Para terminar, um outro traço da ponte que se vislumbra entre a tradição grega e medieval, é a ideia de que a música transporta uma «verdade». Os gregos acreditavam na música «das esferas», numa música, que na sua estrutura, se assemelhava à estrutura do cosmos, nomeadamente às relações matemáticas entre os diversos astros do universo. Faziam corresponder, inclusive, as notas com planetas. Assim, emergiu a ideia implícita de que a ordem que regeria o universo estaria contida, corporeizada, na música. A música como representação do «cosmos». A ideia de verdade, na Idade Média, está ligada, agora, à ideia de Deus. É ele o guardião da verdade e as Escrituras o veículo da sua mensagem. À música está entregue a tarefa de disseminar a ordem do mundo, emanada da verdade de Deus.
É nos início do século V que se ouve em Milão o canto «ambrosino», nome que devém do seu patrono St. Ambrósio, bispo de Milão. Milão, capital administrativa do Império, era um importante interposto comercial e onde convergiam as mais variadas «tendências» culturais da época. Não é de admirar a influência oriental. Mas o canto «milanês», com a assumpção da Igreja à força de Império, teve dificuldade em se defender da unificação operada pelo canto romano. Manteve a sua identidade, embora tivesse sido impossível manter-se afastado de alguma influência. Contudo, o contrário, a influência que teve sobre o canto romano, não deixa igualmente de ser um facto.
Com a audição deste álbum, julgo que é possível vislumbrar algumas coisas que aqui foram referidas. A mais evidente é a utilização exlusiva da voz e a inexistência de instrumentalização. Repare-se também na monofonia do canto, uma única linha melódica presente ao longo das músicas. Boa audição!


Chants de l´eglise milanaise


1. Lucernarium: "Paraui lucernam Christo meo"

2. Psalmellus: "Tui sunt celi et terra"

3. Ingressa: "Lux fulgebit hodie super nos"

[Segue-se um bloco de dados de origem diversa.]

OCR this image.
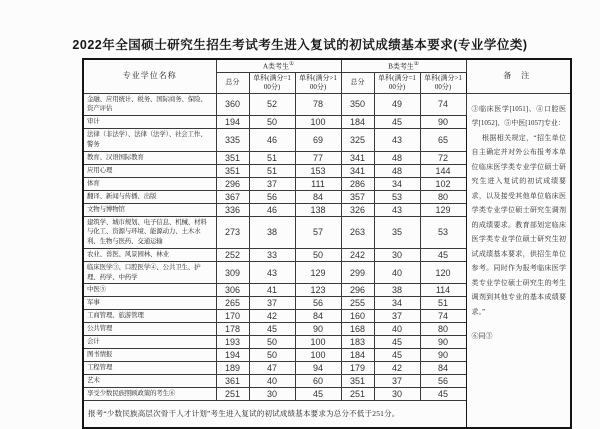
2022年全国硕士研究生招生考试考生进入复试的初试成绩基本要求(专业学位类)
专业学位名称	A类考生①			B类考生②			备 注
	总分	单科(满分=100分)	单科(满分>100分)	总分	单科(满分=100分)	单科(满分>100分)	
金融、应用统计、税务、国际商务、保险、资产评估	360	52	78	350	49	74	③临床医学[1051]、④口腔医学[1052]、⑤中医[1057]专业：

根据相关规定，“招生单位自主确定并对外公布报考本单位临床医学类专业学位硕士研究生进入复试的初试成绩要求，以及接受其他单位临床医学类专业学位硕士研究生调剂的成绩要求。教育部划定临床医学类专业学位硕士研究生初试成绩基本要求，供招生单位参考。同时作为报考临床医学类专业学位硕士研究生的考生调剂到其他专业的基本成绩要求。”

⑥同③

审计	194	50	100	184	45	90	
法律（非法学）、法律（法学）、社会工作、警务	335	46	69	325	43	65	
教育、汉语国际教育	351	51	77	341	48	72	
应用心理	351	51	153	341	48	144	
体育	296	37	111	286	34	102	
翻译、新闻与传播、出版	367	56	84	357	53	80	
文物与博物馆	336	46	138	326	43	129	
建筑学、城市规划、电子信息、机械、材料与化工、资源与环境、能源动力、土木水利、生物与医药、交通运输	273	38	57	263	35	53	
农业、兽医、风景园林、林业	252	33	50	242	30	45	
临床医学③、口腔医学④、公共卫生、护理、药学、中药学	309	43	129	299	40	120	
中医⑤	306	41	123	296	38	114	
军事	265	37	56	255	34	51	
工商管理、旅游管理	170	42	84	160	37	74	
公共管理	178	45	90	168	40	80	
会计	193	50	100	183	45	90	
图书情报	194	50	100	184	45	90	
工程管理	189	47	94	179	42	84	
艺术	361	40	60	351	37	56	
享受少数民族照顾政策的考生⑥	251	30	45	251	30	45	
报考“少数民族高层次骨干人才计划”考生进入复试的初试成绩基本要求为总分不低于251分。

4. Angelorum laus: "Gloria in excelsis Deo"

5. Psalmellus: "Tecum principium in die virtutis tue"

6. Aleluia. verset: "Hodie in Bethlehem puer natus est"

7. Offertorium: "Ecce apertum est templum tabernaculi"

8. Canticum: "Ecce quam bonum et jocundum"

9. Offertorium: "Hec dicit Dominus"

10. Responsorium: "Congratulamini mihi omnes qui diligitis Dominum"


Ensemble Organum

Lycourgos Angelopoulos (1) - Josep Benet (2) - Malcolm Bothwell (3)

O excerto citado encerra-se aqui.